Un’intera generazione rimase segnata e affascinata da quel libretto. Che risultò essere il libro più venduto di tutti i tempi, dopo la Bibbia. Vennero distribuite circa 900 milioni di copie.
Fu baciato dal successo anche in Italia dove cominciò a circolare nelle Università. Un manuale che tenuto in mano sembrava esprimere fiducia incondizionata nei confronti della rivoluzione, poi però, molti di quegli “sbandieratori” del libretto sono passati sul fronte opposto, quello della contro-rivoluzione. Era, comunque, il 1968 e l’Italia stava cambiando, il vetno della contestazione soffiava forte tra i giovani che affollavano le aule universitarie e quelle scolastiche.
Nella testa di quei ragazzi c’erano Fidel Castro, i Beatles e Martin Luther King.
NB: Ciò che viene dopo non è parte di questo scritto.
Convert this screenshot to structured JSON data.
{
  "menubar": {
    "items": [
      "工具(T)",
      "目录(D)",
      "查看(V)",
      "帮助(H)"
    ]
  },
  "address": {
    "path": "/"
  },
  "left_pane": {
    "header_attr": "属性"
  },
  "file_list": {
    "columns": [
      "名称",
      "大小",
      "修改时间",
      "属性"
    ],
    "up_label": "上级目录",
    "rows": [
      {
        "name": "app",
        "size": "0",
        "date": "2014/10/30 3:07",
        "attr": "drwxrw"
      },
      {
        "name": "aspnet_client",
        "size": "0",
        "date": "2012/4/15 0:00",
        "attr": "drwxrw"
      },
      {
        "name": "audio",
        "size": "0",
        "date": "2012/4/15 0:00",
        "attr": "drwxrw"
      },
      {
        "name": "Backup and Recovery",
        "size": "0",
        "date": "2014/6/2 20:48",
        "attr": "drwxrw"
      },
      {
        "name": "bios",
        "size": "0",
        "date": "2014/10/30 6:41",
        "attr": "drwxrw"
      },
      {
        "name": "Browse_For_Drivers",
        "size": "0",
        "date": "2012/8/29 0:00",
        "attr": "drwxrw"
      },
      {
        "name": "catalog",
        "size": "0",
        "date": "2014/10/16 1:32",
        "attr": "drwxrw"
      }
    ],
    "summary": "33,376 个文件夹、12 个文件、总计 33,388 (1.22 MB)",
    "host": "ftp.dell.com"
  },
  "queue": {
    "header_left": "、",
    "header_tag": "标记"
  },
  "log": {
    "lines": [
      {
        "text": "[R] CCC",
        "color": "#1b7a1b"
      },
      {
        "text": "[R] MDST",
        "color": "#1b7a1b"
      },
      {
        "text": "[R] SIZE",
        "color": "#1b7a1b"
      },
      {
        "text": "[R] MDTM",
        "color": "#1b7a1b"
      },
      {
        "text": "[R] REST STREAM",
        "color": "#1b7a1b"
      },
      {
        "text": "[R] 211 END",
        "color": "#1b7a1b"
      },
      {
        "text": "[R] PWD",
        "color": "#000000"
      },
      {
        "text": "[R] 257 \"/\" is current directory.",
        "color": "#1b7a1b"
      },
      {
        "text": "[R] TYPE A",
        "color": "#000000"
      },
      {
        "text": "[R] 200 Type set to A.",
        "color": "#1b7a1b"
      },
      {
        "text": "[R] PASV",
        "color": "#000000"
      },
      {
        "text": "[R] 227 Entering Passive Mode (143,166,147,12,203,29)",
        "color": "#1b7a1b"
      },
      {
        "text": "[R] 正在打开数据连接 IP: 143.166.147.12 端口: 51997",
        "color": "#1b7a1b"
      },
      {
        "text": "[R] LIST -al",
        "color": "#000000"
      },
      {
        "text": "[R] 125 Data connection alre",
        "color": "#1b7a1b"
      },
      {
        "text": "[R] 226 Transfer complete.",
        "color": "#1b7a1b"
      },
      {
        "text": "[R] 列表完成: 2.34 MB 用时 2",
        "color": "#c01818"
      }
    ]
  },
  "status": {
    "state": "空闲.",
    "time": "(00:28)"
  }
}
C’era la fotografia di un mondo che poteva cambiare, grazie a loro.
E c’era la presenza evocatrice di Mao Zedong, presidente del Partito comunista cinese, e di quel libretto rosso; in pochi prestavano attenzione a cosa c’era dietro quelle pagine, cioè nella realtà della società cinese carica di oppressione e povera di libertà. Svettava la figura di Lin Biao, ministro della difesa, che arrivò al vertice del potere per poi precipitare rovinosamente e scomparire misteriosamente. I “nemici” erano: il presidente della repubblica, Liu Shaoqi e il segretario del Pcc Deng Xiaoping. Una lotta ideologica con l’obiettivo di creare una società comunista senza classi e senza stato che mascherava, però, una lotta per il potere che sarebbe proseguita anche dopo la morte di Mao. Il progetto era quello di creare una “rivoluzione permanente”, distruggendo lo Stato centralizzato, creando piccoli Stati raggruppati in attività produttive e funzioni educative e militari.
L’esperimento cinese fallì non senza congrui spargimenti di sangue. Il comunismo morì silenziosamente in Cina, prima ancora che a Berlino. Rimasero le foto dei “figli” occidentali di Mao, dei “servitori del popolo” o come vennero beffardamente definiti, “del pollo”, borghesi spesso non particolarmente oppressi dalle durezze della vita e che con il trascorrere degli anni ruppero le righe passando dall’estremismo maoista al rampantismo delle Milano da bere.